THE FEAR OF BEING SHAMED We may fear being put to shame–or even bringing shame to Christ–when we share the gospel. While we may fear losing face or having our reputations smeared, the fact is that we have already confessed our shame and lost our reputations.

So when the wall of fear threatens to block your witness, remember these important insights:

You have nothing to fear. What can mere humans do to you when God is on your side? There is nothing your loved ones can do to harm or hurt you (see Rom. 8:31-34).

You have nothing to lose. You have already lost your life. You have been crucified with Christ.

Your body is already a living sacrifice. And you have surrendered all your possessions and rights to Christ. You are simply a steward of His boundless resources (see Luke 17:33).

You have nothing to hide. Though your lost family members may know about your rotten past–and may condemn you for it–you have already repented of everything and been forgiven by Christ.

When you are accused of past sins, you can simply say: “That’s true. I admit it. But I have quit doing that. I am forgiven of my past sin by Jesus Christ. I ask you to forgive me, too. Will you?”

TEAR DOWN THE WALL OF FEAR I once heard a Bible teacher claim that Scripture says “fear not” in its various grammatical forms more than 365 times. After checking a concordance, I don’t doubt his assertion. He also said that one reason Scripture talks so much about fear is because we need daily assurance that we have nothing to fear from either God or man.

Make the decision now that you will not let fear silence your witness. Take God at His Word, and fear not.

Allow God to be your sure defense; trust Him to give you the right words to say and the right things to do as you live for Jesus in front of your lost family members.

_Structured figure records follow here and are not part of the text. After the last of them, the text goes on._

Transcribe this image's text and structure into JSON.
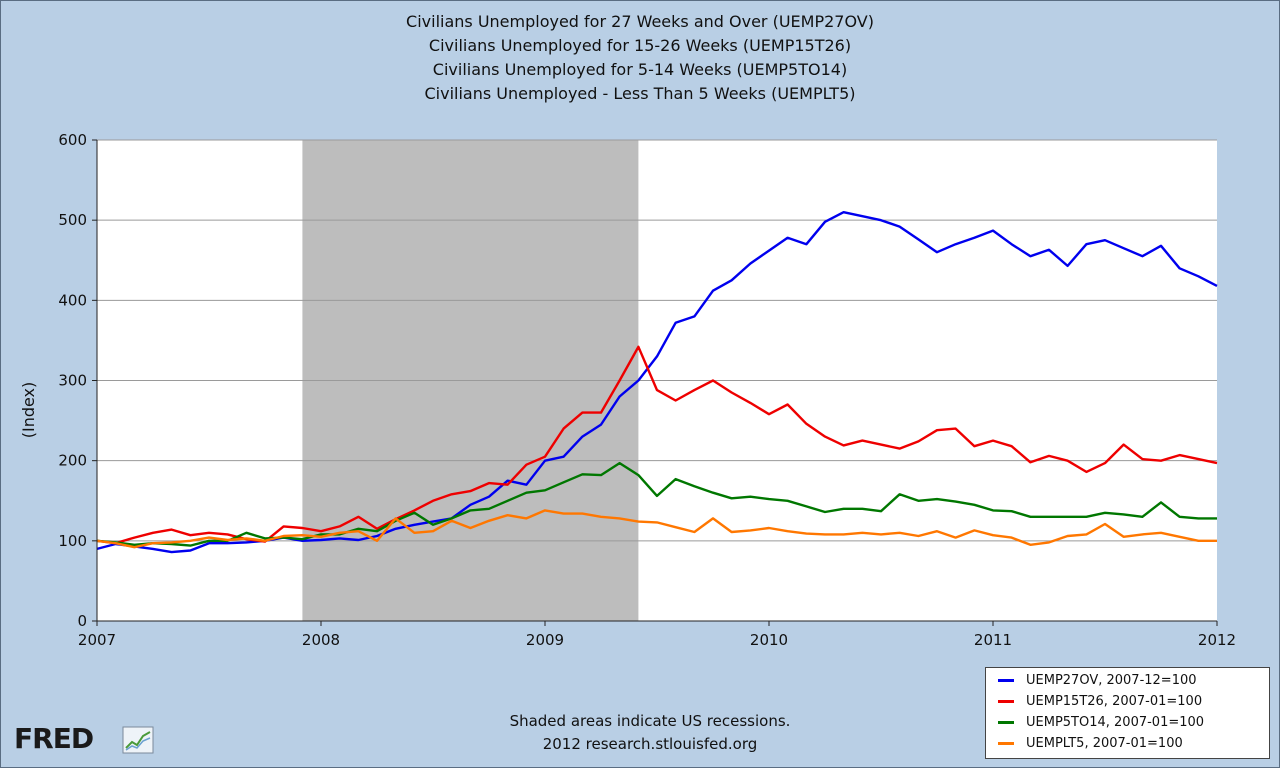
{
  "chart_data": {
    "type": "line",
    "title_lines": [
      "Civilians Unemployed for 27 Weeks and Over (UEMP27OV)",
      "Civilians Unemployed for 15-26 Weeks (UEMP15T26)",
      "Civilians Unemployed for 5-14 Weeks (UEMP5TO14)",
      "Civilians Unemployed - Less Than 5 Weeks (UEMPLT5)"
    ],
    "ylabel": "(Index)",
    "xlabel": "",
    "xlim": [
      2007,
      2012
    ],
    "ylim": [
      0,
      600
    ],
    "yticks": [
      0,
      100,
      200,
      300,
      400,
      500,
      600
    ],
    "xticks": [
      2007,
      2008,
      2009,
      2010,
      2011,
      2012
    ],
    "grid": "horizontal",
    "recession": {
      "start": 2007.917,
      "end": 2009.417,
      "color": "#bdbdbd"
    },
    "series": [
      {
        "name": "UEMP27OV, 2007-12=100",
        "color": "#0000ee",
        "x": [
          2007.0,
          2007.083,
          2007.167,
          2007.25,
          2007.333,
          2007.417,
          2007.5,
          2007.583,
          2007.667,
          2007.75,
          2007.833,
          2007.917,
          2008.0,
          2008.083,
          2008.167,
          2008.25,
          2008.333,
          2008.417,
          2008.5,
          2008.583,
          2008.667,
          2008.75,
          2008.833,
          2008.917,
          2009.0,
          2009.083,
          2009.167,
          2009.25,
          2009.333,
          2009.417,
          2009.5,
          2009.583,
          2009.667,
          2009.75,
          2009.833,
          2009.917,
          2010.0,
          2010.083,
          2010.167,
          2010.25,
          2010.333,
          2010.417,
          2010.5,
          2010.583,
          2010.667,
          2010.75,
          2010.833,
          2010.917,
          2011.0,
          2011.083,
          2011.167,
          2011.25,
          2011.333,
          2011.417,
          2011.5,
          2011.583,
          2011.667,
          2011.75,
          2011.833,
          2011.917,
          2012.0
        ],
        "y": [
          90,
          96,
          93,
          90,
          86,
          88,
          97,
          97,
          98,
          100,
          104,
          100,
          101,
          103,
          101,
          106,
          115,
          120,
          124,
          128,
          145,
          155,
          175,
          170,
          200,
          205,
          230,
          245,
          280,
          300,
          330,
          372,
          380,
          412,
          425,
          446,
          462,
          478,
          470,
          498,
          510,
          505,
          500,
          492,
          476,
          460,
          470,
          478,
          487,
          470,
          455,
          463,
          443,
          470,
          475,
          465,
          455,
          468,
          440,
          430,
          418
        ]
      },
      {
        "name": "UEMP15T26, 2007-01=100",
        "color": "#ee0000",
        "x": [
          2007.0,
          2007.083,
          2007.167,
          2007.25,
          2007.333,
          2007.417,
          2007.5,
          2007.583,
          2007.667,
          2007.75,
          2007.833,
          2007.917,
          2008.0,
          2008.083,
          2008.167,
          2008.25,
          2008.333,
          2008.417,
          2008.5,
          2008.583,
          2008.667,
          2008.75,
          2008.833,
          2008.917,
          2009.0,
          2009.083,
          2009.167,
          2009.25,
          2009.333,
          2009.417,
          2009.5,
          2009.583,
          2009.667,
          2009.75,
          2009.833,
          2009.917,
          2010.0,
          2010.083,
          2010.167,
          2010.25,
          2010.333,
          2010.417,
          2010.5,
          2010.583,
          2010.667,
          2010.75,
          2010.833,
          2010.917,
          2011.0,
          2011.083,
          2011.167,
          2011.25,
          2011.333,
          2011.417,
          2011.5,
          2011.583,
          2011.667,
          2011.75,
          2011.833,
          2011.917,
          2012.0
        ],
        "y": [
          100,
          97,
          104,
          110,
          114,
          107,
          110,
          108,
          102,
          99,
          118,
          116,
          112,
          118,
          130,
          115,
          127,
          138,
          150,
          158,
          162,
          172,
          170,
          195,
          205,
          240,
          260,
          260,
          300,
          342,
          288,
          275,
          288,
          300,
          285,
          272,
          258,
          270,
          246,
          230,
          219,
          225,
          220,
          215,
          224,
          238,
          240,
          218,
          225,
          218,
          198,
          206,
          200,
          186,
          197,
          220,
          202,
          200,
          207,
          202,
          197
        ]
      },
      {
        "name": "UEMP5TO14, 2007-01=100",
        "color": "#007700",
        "x": [
          2007.0,
          2007.083,
          2007.167,
          2007.25,
          2007.333,
          2007.417,
          2007.5,
          2007.583,
          2007.667,
          2007.75,
          2007.833,
          2007.917,
          2008.0,
          2008.083,
          2008.167,
          2008.25,
          2008.333,
          2008.417,
          2008.5,
          2008.583,
          2008.667,
          2008.75,
          2008.833,
          2008.917,
          2009.0,
          2009.083,
          2009.167,
          2009.25,
          2009.333,
          2009.417,
          2009.5,
          2009.583,
          2009.667,
          2009.75,
          2009.833,
          2009.917,
          2010.0,
          2010.083,
          2010.167,
          2010.25,
          2010.333,
          2010.417,
          2010.5,
          2010.583,
          2010.667,
          2010.75,
          2010.833,
          2010.917,
          2011.0,
          2011.083,
          2011.167,
          2011.25,
          2011.333,
          2011.417,
          2011.5,
          2011.583,
          2011.667,
          2011.75,
          2011.833,
          2011.917,
          2012.0
        ],
        "y": [
          100,
          98,
          95,
          97,
          96,
          94,
          100,
          100,
          110,
          103,
          104,
          102,
          108,
          108,
          115,
          112,
          125,
          135,
          120,
          128,
          138,
          140,
          150,
          160,
          163,
          173,
          183,
          182,
          197,
          182,
          156,
          177,
          168,
          160,
          153,
          155,
          152,
          150,
          143,
          136,
          140,
          140,
          137,
          158,
          150,
          152,
          149,
          145,
          138,
          137,
          130,
          130,
          130,
          130,
          135,
          133,
          130,
          148,
          130,
          128,
          128
        ]
      },
      {
        "name": "UEMPLT5, 2007-01=100",
        "color": "#ff7700",
        "x": [
          2007.0,
          2007.083,
          2007.167,
          2007.25,
          2007.333,
          2007.417,
          2007.5,
          2007.583,
          2007.667,
          2007.75,
          2007.833,
          2007.917,
          2008.0,
          2008.083,
          2008.167,
          2008.25,
          2008.333,
          2008.417,
          2008.5,
          2008.583,
          2008.667,
          2008.75,
          2008.833,
          2008.917,
          2009.0,
          2009.083,
          2009.167,
          2009.25,
          2009.333,
          2009.417,
          2009.5,
          2009.583,
          2009.667,
          2009.75,
          2009.833,
          2009.917,
          2010.0,
          2010.083,
          2010.167,
          2010.25,
          2010.333,
          2010.417,
          2010.5,
          2010.583,
          2010.667,
          2010.75,
          2010.833,
          2010.917,
          2011.0,
          2011.083,
          2011.167,
          2011.25,
          2011.333,
          2011.417,
          2011.5,
          2011.583,
          2011.667,
          2011.75,
          2011.833,
          2011.917,
          2012.0
        ],
        "y": [
          100,
          97,
          92,
          97,
          98,
          100,
          104,
          101,
          103,
          100,
          106,
          107,
          105,
          110,
          112,
          100,
          128,
          110,
          112,
          125,
          116,
          125,
          132,
          128,
          138,
          134,
          134,
          130,
          128,
          124,
          123,
          117,
          111,
          128,
          111,
          113,
          116,
          112,
          109,
          108,
          108,
          110,
          108,
          110,
          106,
          112,
          104,
          113,
          107,
          104,
          95,
          98,
          106,
          108,
          121,
          105,
          108,
          110,
          105,
          100,
          100
        ]
      }
    ]
  },
  "legend": [
    {
      "label": "UEMP27OV, 2007-12=100",
      "color": "#0000ee"
    },
    {
      "label": "UEMP15T26, 2007-01=100",
      "color": "#ee0000"
    },
    {
      "label": "UEMP5TO14, 2007-01=100",
      "color": "#007700"
    },
    {
      "label": "UEMPLT5, 2007-01=100",
      "color": "#ff7700"
    }
  ],
  "footer": {
    "note": "Shaded areas indicate US recessions.",
    "source": "2012 research.stlouisfed.org"
  },
  "logo": {
    "text": "FRED"
  }
}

God’s power and strength will back you up, because “God has not given us a spirit of fear, but of power and of love and of a sound mind” (2 Tim. 1:7).

Here are a few of the practical steps you can take to rid your life of fear when sharing Jesus with your family:

**Look up the promises in Scripture dealing with fear and begin to trust God to remove every apprehension.

**Bind the spirit of fear in prayer, and bind yourself to the will of God before sharing about Jesus. Loose the fruits of God’s Spirit in your life so that your witness will reflect His fruit (see Gal. 5:22­23).

**Memorize key scripture passages to share with family members who are lost. This is sometimes more effective than giving opinions or explaining personal doctrines. It’s also effective to paraphrase these scriptures in your own words. Start with these: John 1:12; John 3:16; John 10:28; Acts 2:38; Romans 3:23; Romans 5:1-2; Romans 5:6­10; Romans 10:9,13; 1 John 5:11­13.

**Find another believer who will help you role-play a conversation with your lost family member.